Now there are many other factors that are involved in inducing interstitial inflammation. A group of effectors are the co-stimulatory molecules. One co-stimulatory molecule that we’ve looked at in membranous GN or in Heymann nephritis is OX40. We’ve used a monoclonal antibody against OX40 and shown a reduction with its treatment in the interstitial infiltrates and in tubular damage. Once again however there’s a protection of the glomerular injuries, so less glomerulosclerosis.

So it doesn’t differentiate what’s going on in the glomerulus from the interstitium. In this study we showed an increase in the number of regulatory cells in the animals treated with the OX40 antibody and our feeling is that perhaps this increase in regulatory cells can partially explain the protective effect of blocking OX40.

Now we haven’t looked at that in this particular model, we have looked at it in other models such as adriamycin nephrosis and showed that if you use regulatory cells, be they T lymphocytes or macrophages you can protect against injury in proteinuric renal disease. So it’s likely that that is also the case in membranous. This slide just shows the reduction in infiltrate.

The last study which I’ll just mention only very briefly using an antibody against IL-6 receptor shows a similar protection and once again, an increase in the number of regulatory cells in the kidney suggesting that at least partially, this was one of the protective mechanisms.

So to summarise Interstitial Inflammation in Membranous Nephropathy predicts poor renal prognosis, but not independently of baseline clinical variables. In data I didn’t show you it does not correlate with the rate of decline of renal function or baseline proteinuria, and it does not preclude response to treatment.

The interstitial inflammation follows glomerular Ig deposition and proteinuria, and may be discordant with or occur without glomerular infiltration. It consists mainly of T cells and also macrophages, and a few regulatory cells and despite their small number the regulatory cells may be quite important. Rarely the interstitial inflammation may be part of the primary disease process, but more usually it’s secondary. In those rare primary cases it depends on the nature of the Ag and the immune complex. So most often it’s secondary to glomerular factors including urinary proteins, complement and pathogenic leukocytes and it may be a target for specific therapy. Thank you.
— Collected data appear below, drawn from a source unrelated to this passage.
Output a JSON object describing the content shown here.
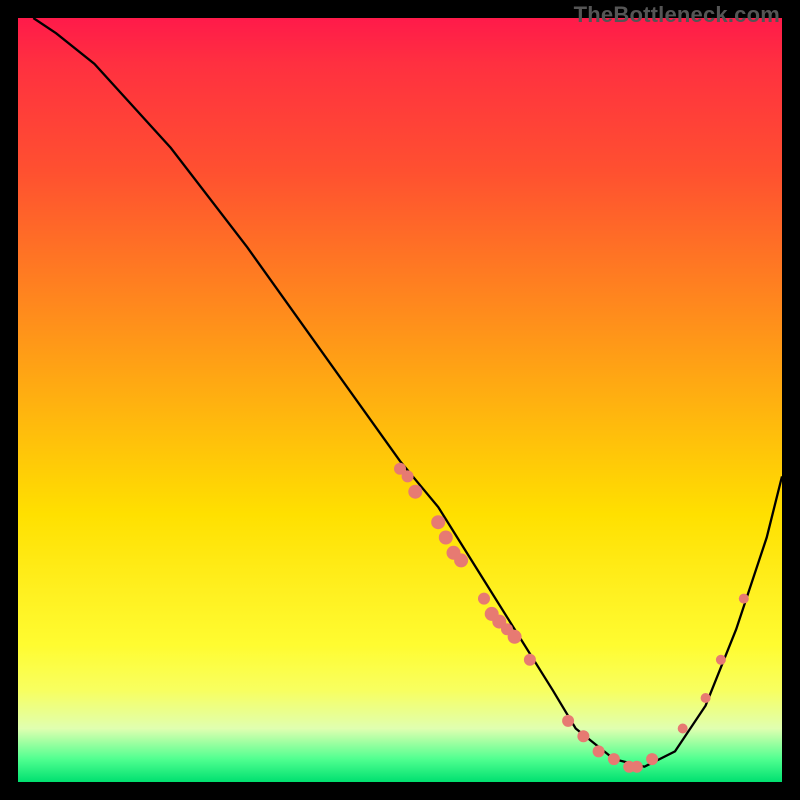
{
  "watermark": "TheBottleneck.com",
  "chart_data": {
    "type": "line",
    "title": "",
    "xlabel": "",
    "ylabel": "",
    "xlim": [
      0,
      100
    ],
    "ylim": [
      0,
      100
    ],
    "curve": {
      "name": "bottleneck-curve",
      "x": [
        2,
        5,
        10,
        20,
        30,
        40,
        50,
        55,
        60,
        65,
        70,
        73,
        78,
        82,
        86,
        90,
        94,
        98,
        100
      ],
      "y": [
        100,
        98,
        94,
        83,
        70,
        56,
        42,
        36,
        28,
        20,
        12,
        7,
        3,
        2,
        4,
        10,
        20,
        32,
        40
      ]
    },
    "markers": {
      "name": "scatter-points",
      "color": "#e77a72",
      "points": [
        {
          "x": 50,
          "y": 41,
          "r": 6
        },
        {
          "x": 51,
          "y": 40,
          "r": 6
        },
        {
          "x": 52,
          "y": 38,
          "r": 7
        },
        {
          "x": 55,
          "y": 34,
          "r": 7
        },
        {
          "x": 56,
          "y": 32,
          "r": 7
        },
        {
          "x": 57,
          "y": 30,
          "r": 7
        },
        {
          "x": 58,
          "y": 29,
          "r": 7
        },
        {
          "x": 61,
          "y": 24,
          "r": 6
        },
        {
          "x": 62,
          "y": 22,
          "r": 7
        },
        {
          "x": 63,
          "y": 21,
          "r": 7
        },
        {
          "x": 64,
          "y": 20,
          "r": 6
        },
        {
          "x": 65,
          "y": 19,
          "r": 7
        },
        {
          "x": 67,
          "y": 16,
          "r": 6
        },
        {
          "x": 72,
          "y": 8,
          "r": 6
        },
        {
          "x": 74,
          "y": 6,
          "r": 6
        },
        {
          "x": 76,
          "y": 4,
          "r": 6
        },
        {
          "x": 78,
          "y": 3,
          "r": 6
        },
        {
          "x": 80,
          "y": 2,
          "r": 6
        },
        {
          "x": 81,
          "y": 2,
          "r": 6
        },
        {
          "x": 83,
          "y": 3,
          "r": 6
        },
        {
          "x": 87,
          "y": 7,
          "r": 5
        },
        {
          "x": 90,
          "y": 11,
          "r": 5
        },
        {
          "x": 92,
          "y": 16,
          "r": 5
        },
        {
          "x": 95,
          "y": 24,
          "r": 5
        }
      ]
    }
  }
}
Chairman: Thank you Professor Harris. We have time for one or two questions. Please?

Question: Seeing T Regs coming up is an indicator that maybe new lymphatic vessels are growing. Did you have a chance to look at new lymphatic new angiogenesis?

Prof. Harris: We haven’t in membranous GN, we have in other models and others have shown that there are increased numbers of lymphatic vessels but we haven’t looked at it.